I’m always early. To everything.
I get ready far sooner than I need to, resulting in sitting around for half an hour before I need to go out because I’m ready with time to spare. Seriously, there’s nothing to do with that remaining half hour. Because I have nothing to do I leave earlier than I need to, which results in sitting in my car for ten minutes. I never park close enough to things, so I guess it evens out by the fact that I have to walk further to venues than other people just because I don’t like stressful parking situations, which sometimes just involves someone seeing me trying to park which makes me nervous so I do something strange.
I don’t mind this punctuality; one of the worst feelings in the world is being rushed, so by being ready early it means if something goes wrong (my hair has been known to take more time than expected) I have the time to deal with it.
If there’s a meeting for ten, I expect it to start at ten. If it’s starting at 10:40 I wonder why they told me to arrive at ten. On the other hand, if I’m meeting a friend who’s ten minutes late I’m not going to get really annoyed. If they were forty minutes late, I would be annoyed. And left wondering if they care about me enough to spend time with me.
Because that’s what it comes down to for me: do you care for me and want to spend that time with me. If someone’s an hour late (without good reason), I’m left wondering why they didn’t want to show up earlier and if they respect the fact that I’ve been waiting for them. Being late isn’t just about the person that’s running late; it’s about the person who’s left waiting.
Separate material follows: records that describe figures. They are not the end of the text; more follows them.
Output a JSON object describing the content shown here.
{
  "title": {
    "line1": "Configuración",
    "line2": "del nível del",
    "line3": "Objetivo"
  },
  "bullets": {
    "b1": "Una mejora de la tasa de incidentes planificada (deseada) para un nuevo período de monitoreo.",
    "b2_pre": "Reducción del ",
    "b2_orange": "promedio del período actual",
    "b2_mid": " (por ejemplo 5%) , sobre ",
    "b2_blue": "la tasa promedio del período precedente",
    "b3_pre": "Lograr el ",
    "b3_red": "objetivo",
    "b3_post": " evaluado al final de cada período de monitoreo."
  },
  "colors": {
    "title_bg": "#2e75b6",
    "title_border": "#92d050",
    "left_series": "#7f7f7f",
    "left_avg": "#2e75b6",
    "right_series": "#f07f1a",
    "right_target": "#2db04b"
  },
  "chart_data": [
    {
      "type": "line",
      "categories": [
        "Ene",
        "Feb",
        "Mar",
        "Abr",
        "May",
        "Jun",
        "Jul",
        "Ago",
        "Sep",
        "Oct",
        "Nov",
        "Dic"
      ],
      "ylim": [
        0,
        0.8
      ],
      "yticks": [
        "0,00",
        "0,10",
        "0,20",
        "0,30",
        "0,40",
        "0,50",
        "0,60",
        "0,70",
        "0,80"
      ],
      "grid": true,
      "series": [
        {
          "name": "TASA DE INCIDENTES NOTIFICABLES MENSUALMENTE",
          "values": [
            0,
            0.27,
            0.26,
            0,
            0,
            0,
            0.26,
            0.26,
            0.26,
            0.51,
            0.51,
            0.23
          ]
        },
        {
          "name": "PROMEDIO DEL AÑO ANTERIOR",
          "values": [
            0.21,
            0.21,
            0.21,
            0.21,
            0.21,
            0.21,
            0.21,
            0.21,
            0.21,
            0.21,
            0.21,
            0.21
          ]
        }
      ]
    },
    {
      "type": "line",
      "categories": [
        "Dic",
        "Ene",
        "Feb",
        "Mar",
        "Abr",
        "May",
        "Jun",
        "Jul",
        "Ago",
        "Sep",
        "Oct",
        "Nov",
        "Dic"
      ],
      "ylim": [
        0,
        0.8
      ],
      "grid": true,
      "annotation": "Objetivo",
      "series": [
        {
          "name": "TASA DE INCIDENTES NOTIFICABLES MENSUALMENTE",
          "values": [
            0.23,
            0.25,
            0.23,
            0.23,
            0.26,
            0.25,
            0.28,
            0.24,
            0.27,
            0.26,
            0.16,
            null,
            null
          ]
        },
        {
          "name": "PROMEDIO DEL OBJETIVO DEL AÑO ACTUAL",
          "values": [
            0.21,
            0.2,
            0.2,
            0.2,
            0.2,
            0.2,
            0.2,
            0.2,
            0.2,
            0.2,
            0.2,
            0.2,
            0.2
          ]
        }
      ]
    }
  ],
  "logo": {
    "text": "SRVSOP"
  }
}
I’m not trying to offend anyone; being late is pretty normal and accepted these days, and if you’re a bit late I’m not going to mind. It’s the thought behind it and whether or not someone’s time is respected and seen as worth it.
Being late? Do what you want. But make sure the person you’re late for knows you’re thankful for them and thankful that they waited for you.
Also, time doesn’t matter as much to others. Someone else might not mind if you’re an hour late. But to me it’s important. So I guess it’s also knowing your audience and relationship and knowing if it is important to them to try and be five minutes earlier rather than fifteen minutes later. Just because time is such a big thing for me, doesn’t mean it’s big for someone else. So again, I’m not trying to offend or throw shade at anyone. It’s simply what I’ve been thinking as I sit here with half an hour to spare because I’m ready to go out way earlier than need be.
On the plus side, because I decided to blog in my half hour before needing to leave the house, I’m now running late. Which, by my standards, means I’m precisely on time.